The peculiarity of our case is related to 2 exceptional phenomena. First, there was a fixed moderate narrowing of the left main trunk at baseline (25%–60% after intracoronary nitroglycerin administration), at the site of likely “stretching” of the ectopic vessel as it coursed over the right ventricular outflow tract. Second, in a patient with resting angina, acetylcholine testing reproduced the presenting symptoms and correlated with the appearance of 80% left main stenosis at the site of the baseline narrowing. To our knowledge, this is the 1st time that such a mechanism of ischemia has been documented in a left coronary artery with a prepulmonic course. The only other pathophysiologic mechanism of ischemia in anomalous origin of a coronary artery from the opposite side is the one associated with an inter-arterial or intramural course (at the aortic wall), as recently documented by our group.5–7

The prognosis for patients who have ectopic coronary arteries should not be judged solely on the generic angiographic determination of anomalous origin or solely on the course that the ectopic vessel traverses to the correct side.

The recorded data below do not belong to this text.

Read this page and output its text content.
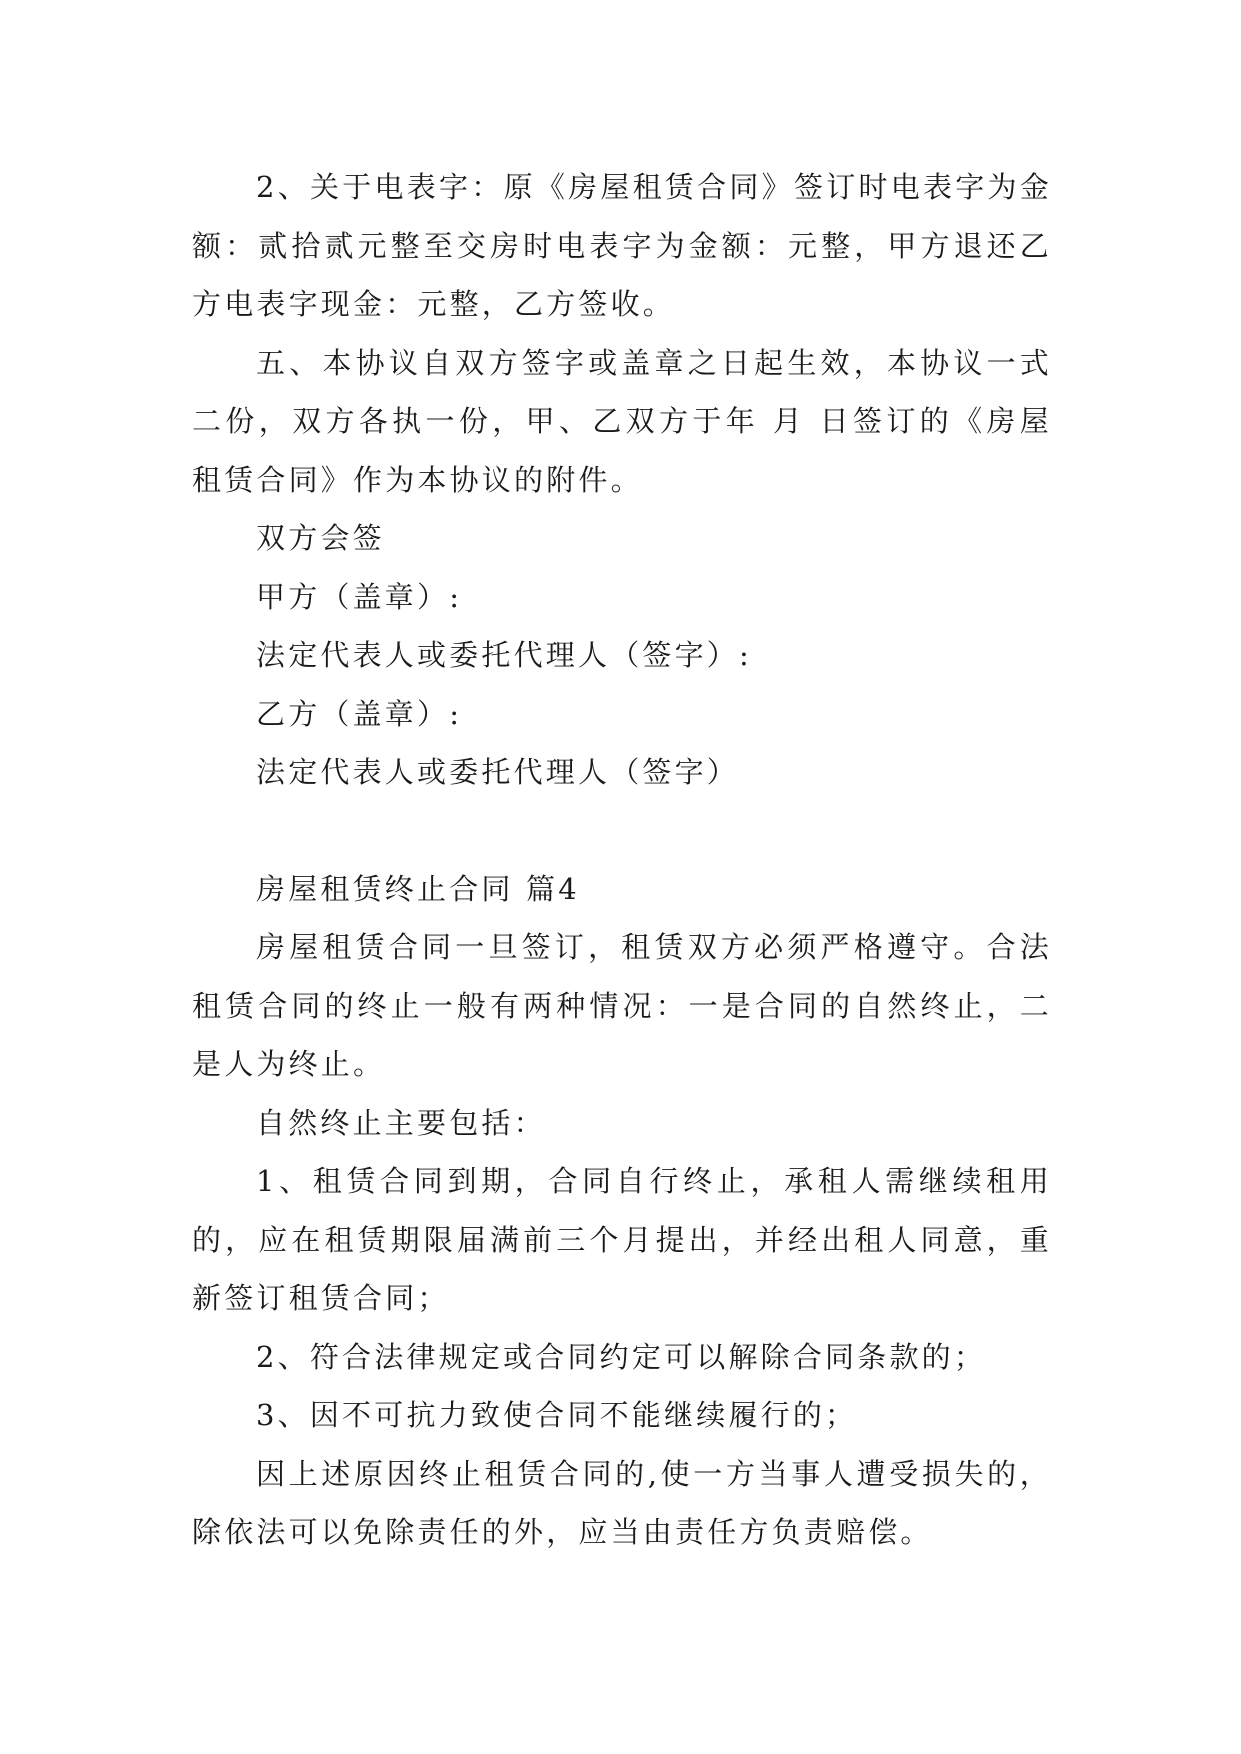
2、关于电表字：原《房屋租赁合同》签订时电表字为金额：贰拾贰元整至交房时电表字为金额：元整，甲方退还乙方电表字现金：元整，乙方签收。

五、本协议自双方签字或盖章之日起生效，本协议一式二份，双方各执一份，甲、乙双方于年 月 日签订的《房屋租赁合同》作为本协议的附件。

双方会签

甲方（盖章）:

法定代表人或委托代理人（签字）:

乙方（盖章）:

法定代表人或委托代理人（签字）

房屋租赁终止合同 篇4

房屋租赁合同一旦签订，租赁双方必须严格遵守。合法租赁合同的终止一般有两种情况：一是合同的自然终止，二是人为终止。

自然终止主要包括：

1、租赁合同到期，合同自行终止，承租人需继续租用的，应在租赁期限届满前三个月提出，并经出租人同意，重新签订租赁合同；

2、符合法律规定或合同约定可以解除合同条款的；

3、因不可抗力致使合同不能继续履行的；

因上述原因终止租赁合同的,使一方当事人遭受损失的，除依法可以免除责任的外，应当由责任方负责赔偿。
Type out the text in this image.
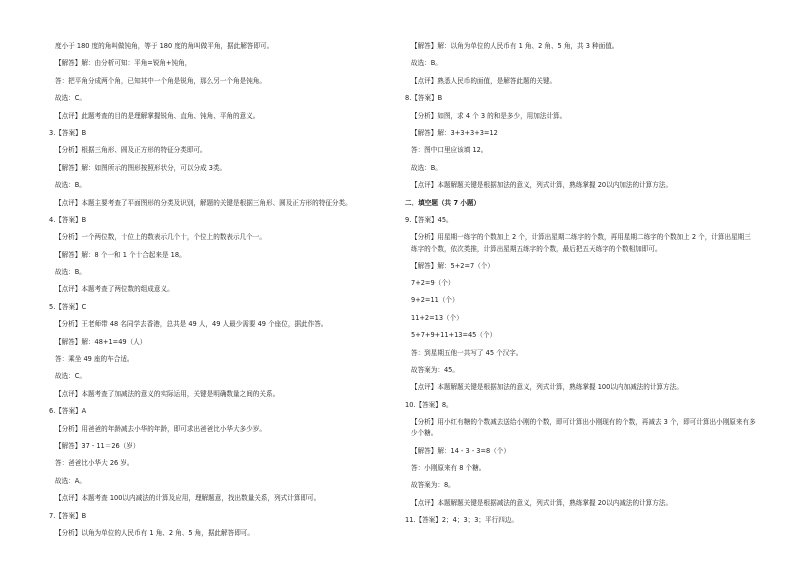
度小于 180 度的角叫做钝角，等于 180 度的角叫做平角，据此解答即可。
【解答】解：由分析可知：平角=锐角+钝角，
答：把平角分成两个角，已知其中一个角是锐角，那么另一个角是钝角。
故选：C。
【点评】此题考查的目的是理解掌握锐角、直角、钝角、平角的意义。
3.【答案】B
【分析】根据三角形、圆及正方形的特征分类即可。
【解答】解：如图所示的图形按照形状分，可以分成 3类。
故选：B。
【点评】本题主要考查了平面图形的分类及识别，解题的关键是根据三角形、圆及正方形的特征分类。
4.【答案】B
【分析】一个两位数，十位上的数表示几个十，个位上的数表示几个一。
【解答】解：8 个一和 1 个十合起来是 18。
故选：B。
【点评】本题考查了两位数的组成意义。
5.【答案】C
【分析】王老师带 48 名同学去香港，总共是 49 人，49 人最少需要 49 个座位，据此作答。
【解答】解：48+1=49（人）
答：乘坐 49 座的车合适。
故选：C。
【点评】本题考查了加减法的意义的实际运用，关键是明确数量之间的关系。
6.【答案】A
【分析】用爸爸的年龄减去小华的年龄，即可求出爸爸比小华大多少岁。
【解答】37 - 11＝26（岁）
答：爸爸比小华大 26 岁。
故选：A。
【点评】本题考查 100以内减法的计算及应用，理解题意，找出数量关系，列式计算即可。
7.【答案】B
【分析】以角为单位的人民币有 1 角、2 角、5 角，据此解答即可。
【解答】解：以角为单位的人民币有 1 角、2 角、5 角，共 3 种面值。
故选：B。
【点评】熟悉人民币的面值，是解答此题的关键。
8.【答案】B
【分析】如图，求 4 个 3 的和是多少，用加法计算。
【解答】解：3+3+3+3=12
答：图中口里应该填 12。
故选：B。
【点评】本题解题关键是根据加法的意义，列式计算，熟练掌握 20以内加法的计算方法。
二．填空题（共 7 小题）
9.【答案】45。
【分析】用星期一练字的个数加上 2 个，计算出星期二练字的个数，再用星期二练字的个数加上 2 个，计算出星期三练字的个数，依次类推，计算出星期五练字的个数，最后把五天练字的个数相加即可。
【解答】解：5+2=7（个）
7+2=9（个）
9+2=11（个）
11+2=13（个）
5+7+9+11+13=45（个）
答：到星期五他一共写了 45 个汉字。
故答案为：45。
【点评】本题解题关键是根据加法的意义，列式计算，熟练掌握 100以内加减法的计算方法。
10.【答案】8。
【分析】用小红有糖的个数减去送给小刚的个数，即可计算出小刚现有的个数，再减去 3 个，即可计算出小刚原来有多少个糖。
【解答】解：14 - 3 - 3=8（个）
答：小刚原来有 8 个糖。
故答案为：8。
【点评】本题解题关键是根据减法的意义，列式计算，熟练掌握 20以内减法的计算方法。
11.【答案】2；4；3；3；平行四边。
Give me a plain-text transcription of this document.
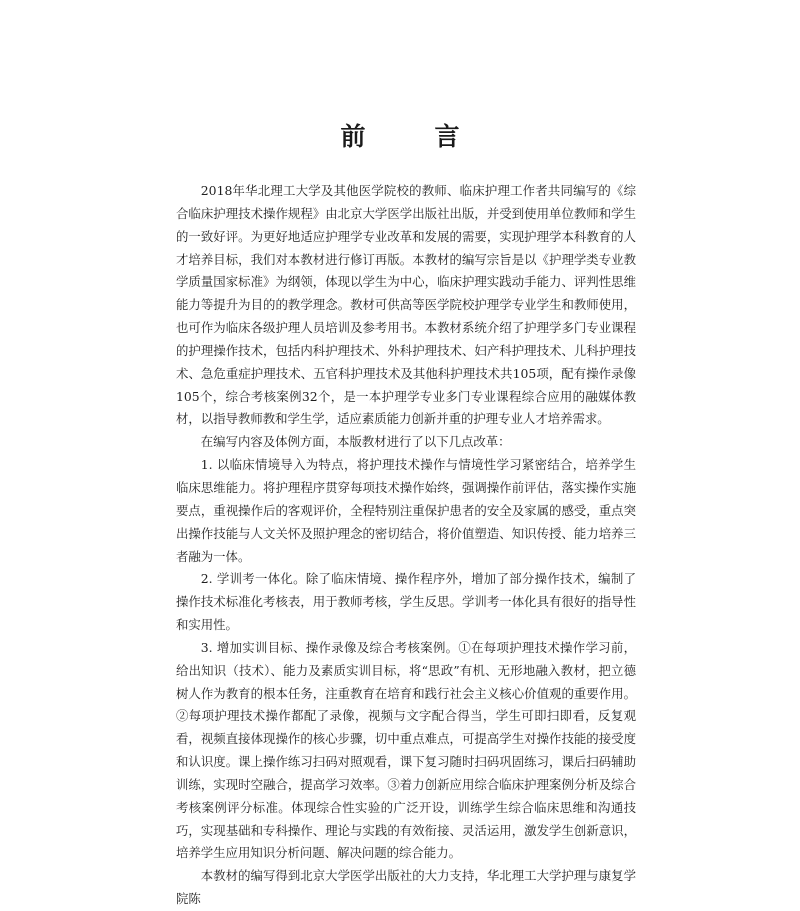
前　言

2018年华北理工大学及其他医学院校的教师、临床护理工作者共同编写的《综合临床护理技术操作规程》由北京大学医学出版社出版，并受到使用单位教师和学生的一致好评。为更好地适应护理学专业改革和发展的需要，实现护理学本科教育的人才培养目标，我们对本教材进行修订再版。本教材的编写宗旨是以《护理学类专业教学质量国家标准》为纲领，体现以学生为中心，临床护理实践动手能力、评判性思维能力等提升为目的的教学理念。教材可供高等医学院校护理学专业学生和教师使用，也可作为临床各级护理人员培训及参考用书。本教材系统介绍了护理学多门专业课程的护理操作技术，包括内科护理技术、外科护理技术、妇产科护理技术、儿科护理技术、急危重症护理技术、五官科护理技术及其他科护理技术共105项，配有操作录像105个，综合考核案例32个，是一本护理学专业多门专业课程综合应用的融媒体教材，以指导教师教和学生学，适应素质能力创新并重的护理专业人才培养需求。

在编写内容及体例方面，本版教材进行了以下几点改革：

1. 以临床情境导入为特点，将护理技术操作与情境性学习紧密结合，培养学生临床思维能力。将护理程序贯穿每项技术操作始终，强调操作前评估，落实操作实施要点，重视操作后的客观评价，全程特别注重保护患者的安全及家属的感受，重点突出操作技能与人文关怀及照护理念的密切结合，将价值塑造、知识传授、能力培养三者融为一体。

2. 学训考一体化。除了临床情境、操作程序外，增加了部分操作技术，编制了操作技术标准化考核表，用于教师考核，学生反思。学训考一体化具有很好的指导性和实用性。

3. 增加实训目标、操作录像及综合考核案例。①在每项护理技术操作学习前，给出知识（技术）、能力及素质实训目标，将“思政”有机、无形地融入教材，把立德树人作为教育的根本任务，注重教育在培育和践行社会主义核心价值观的重要作用。②每项护理技术操作都配了录像，视频与文字配合得当，学生可即扫即看，反复观看，视频直接体现操作的核心步骤，切中重点难点，可提高学生对操作技能的接受度和认识度。课上操作练习扫码对照观看，课下复习随时扫码巩固练习，课后扫码辅助训练，实现时空融合，提高学习效率。③着力创新应用综合临床护理案例分析及综合考核案例评分标准。体现综合性实验的广泛开设，训练学生综合临床思维和沟通技巧，实现基础和专科操作、理论与实践的有效衔接、灵活运用，激发学生创新意识，培养学生应用知识分析问题、解决问题的综合能力。

本教材的编写得到北京大学医学出版社的大力支持，华北理工大学护理与康复学院陈
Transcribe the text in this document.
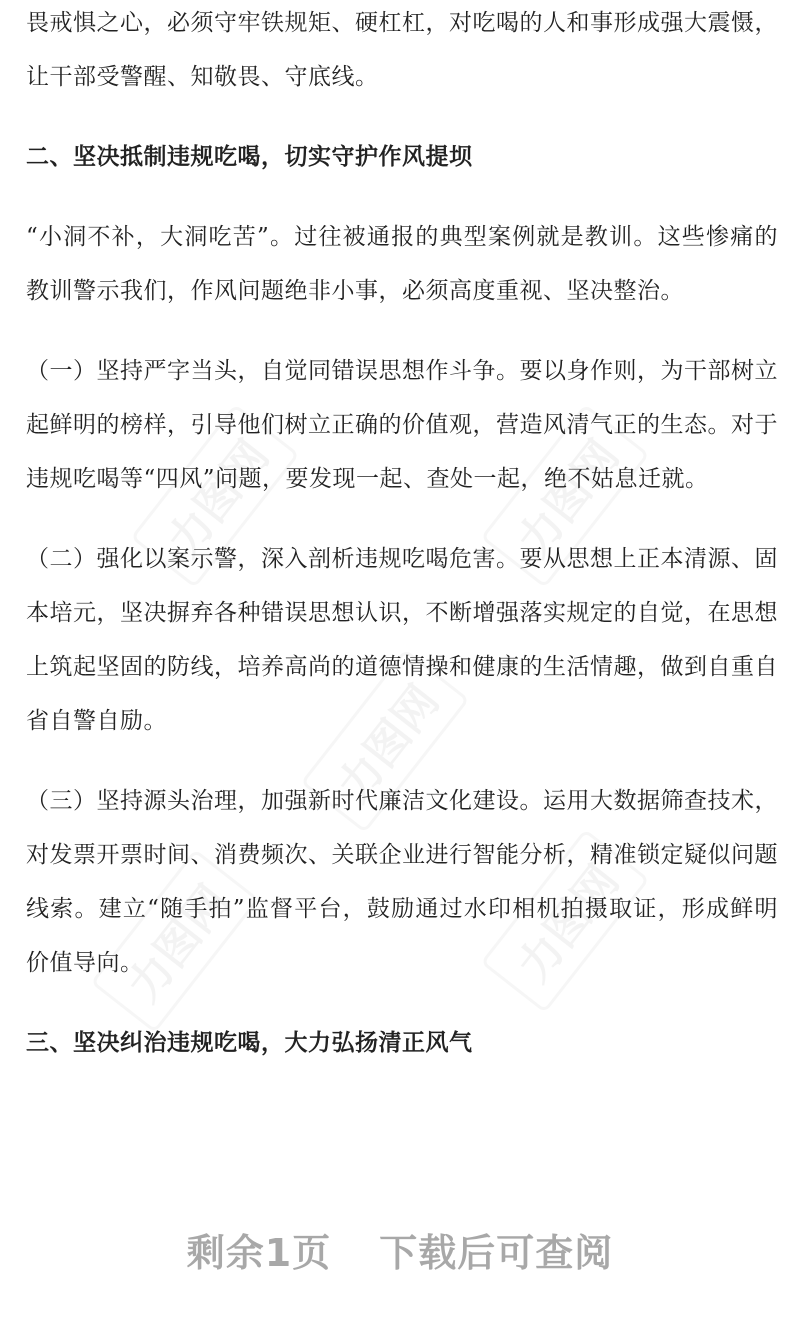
力图网	力图网
力图网
力图网	力图网

畏戒惧之心，必须守牢铁规矩、硬杠杠，对吃喝的人和事形成强大震慑，让干部受警醒、知敬畏、守底线。

二、坚决抵制违规吃喝，切实守护作风提坝

“小洞不补，大洞吃苦”。过往被通报的典型案例就是教训。这些惨痛的教训警示我们，作风问题绝非小事，必须高度重视、坚决整治。

（一）坚持严字当头，自觉同错误思想作斗争。要以身作则，为干部树立起鲜明的榜样，引导他们树立正确的价值观，营造风清气正的生态。对于违规吃喝等“四风”问题，要发现一起、查处一起，绝不姑息迁就。

（二）强化以案示警，深入剖析违规吃喝危害。要从思想上正本清源、固本培元，坚决摒弃各种错误思想认识，不断增强落实规定的自觉，在思想上筑起坚固的防线，培养高尚的道德情操和健康的生活情趣，做到自重自省自警自励。

（三）坚持源头治理，加强新时代廉洁文化建设。运用大数据筛查技术，对发票开票时间、消费频次、关联企业进行智能分析，精准锁定疑似问题线索。建立“随手拍”监督平台，鼓励通过水印相机拍摄取证，形成鲜明价值导向。

三、坚决纠治违规吃喝，大力弘扬清正风气

剩余1页 下载后可查阅
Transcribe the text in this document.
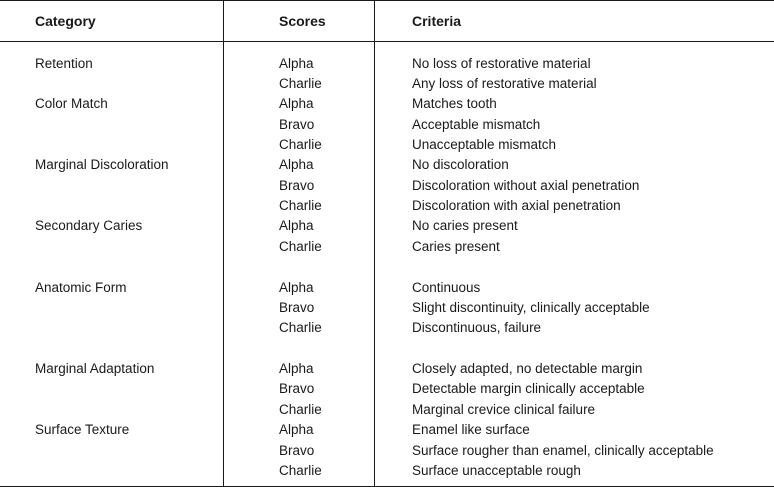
Category	Scores	Criteria
Retention	Alpha	No loss of restorative material
Charlie	Any loss of restorative material
Color Match	Alpha	Matches tooth
Bravo	Acceptable mismatch
Charlie	Unacceptable mismatch
Marginal Discoloration	Alpha	No discoloration
Bravo	Discoloration without axial penetration
Charlie	Discoloration with axial penetration
Secondary Caries	Alpha	No caries present
Charlie	Caries present
Anatomic Form	Alpha	Continuous
Bravo	Slight discontinuity, clinically acceptable
Charlie	Discontinuous, failure
Marginal Adaptation	Alpha	Closely adapted, no detectable margin
Bravo	Detectable margin clinically acceptable
Charlie	Marginal crevice clinical failure
Surface Texture	Alpha	Enamel like surface
Bravo	Surface rougher than enamel, clinically acceptable
Charlie	Surface unacceptable rough
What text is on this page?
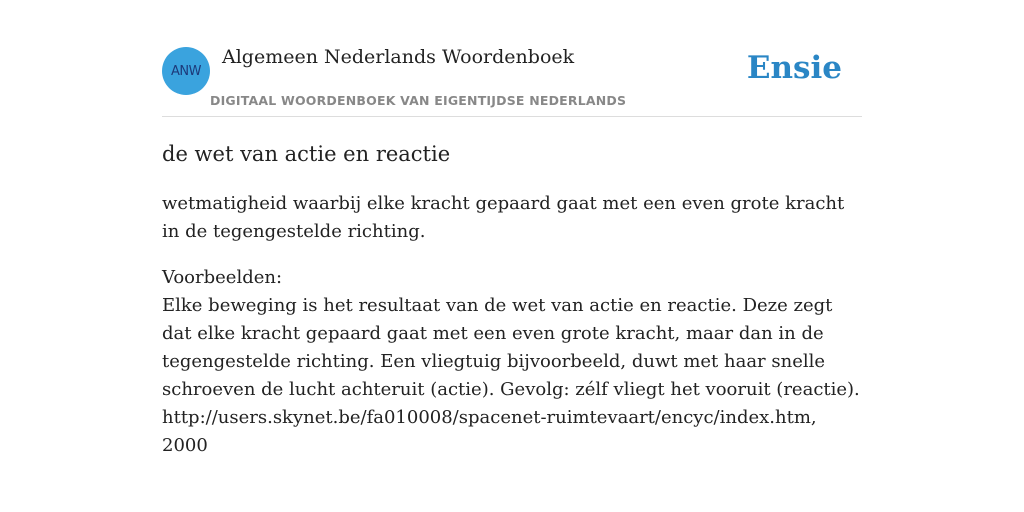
ANW
Algemeen Nederlands Woordenboek
DIGITAAL WOORDENBOEK VAN EIGENTIJDSE NEDERLANDS
Ensie
de wet van actie en reactie

wetmatigheid waarbij elke kracht gepaard gaat met een even grote kracht in de tegengestelde richting.

Voorbeelden:
Elke beweging is het resultaat van de wet van actie en reactie. Deze zegt dat elke kracht gepaard gaat met een even grote kracht, maar dan in de tegengestelde richting. Een vliegtuig bijvoorbeeld, duwt met haar snelle schroeven de lucht achteruit (actie). Gevolg: zélf vliegt het vooruit (reactie).
http://users.skynet.be/fa010008/spacenet-ruimtevaart/encyc/index.htm, 2000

Recent IVUS studies5–9 have suggested that it is not the inter-arterial passage per se, nor the slit-like ostium, nor the ostial ridge, nor the tangential origin of an ectopic artery that likely causes clinical manifestations but, rather, the specific circumstances of the crossing, which only IVUS can precisely show. In our patient, IVUS ruled out intimal thickening and fixed stenosis, while the acetylcholine provocation confirmed the clinical diagnosis of Prinzmetal's angina. In fact, spasm could be elicited at a specific segment of the left main trunk, reproducing the main clinical symptom. This coronary site is peculiar because it is likely subject to mechanical stimulation from the right ventricular outflow tract and is not protected by an atrioventricular or interventricular sulcus (which normally assures some slack, by the presence of loose connective and adipose tissue).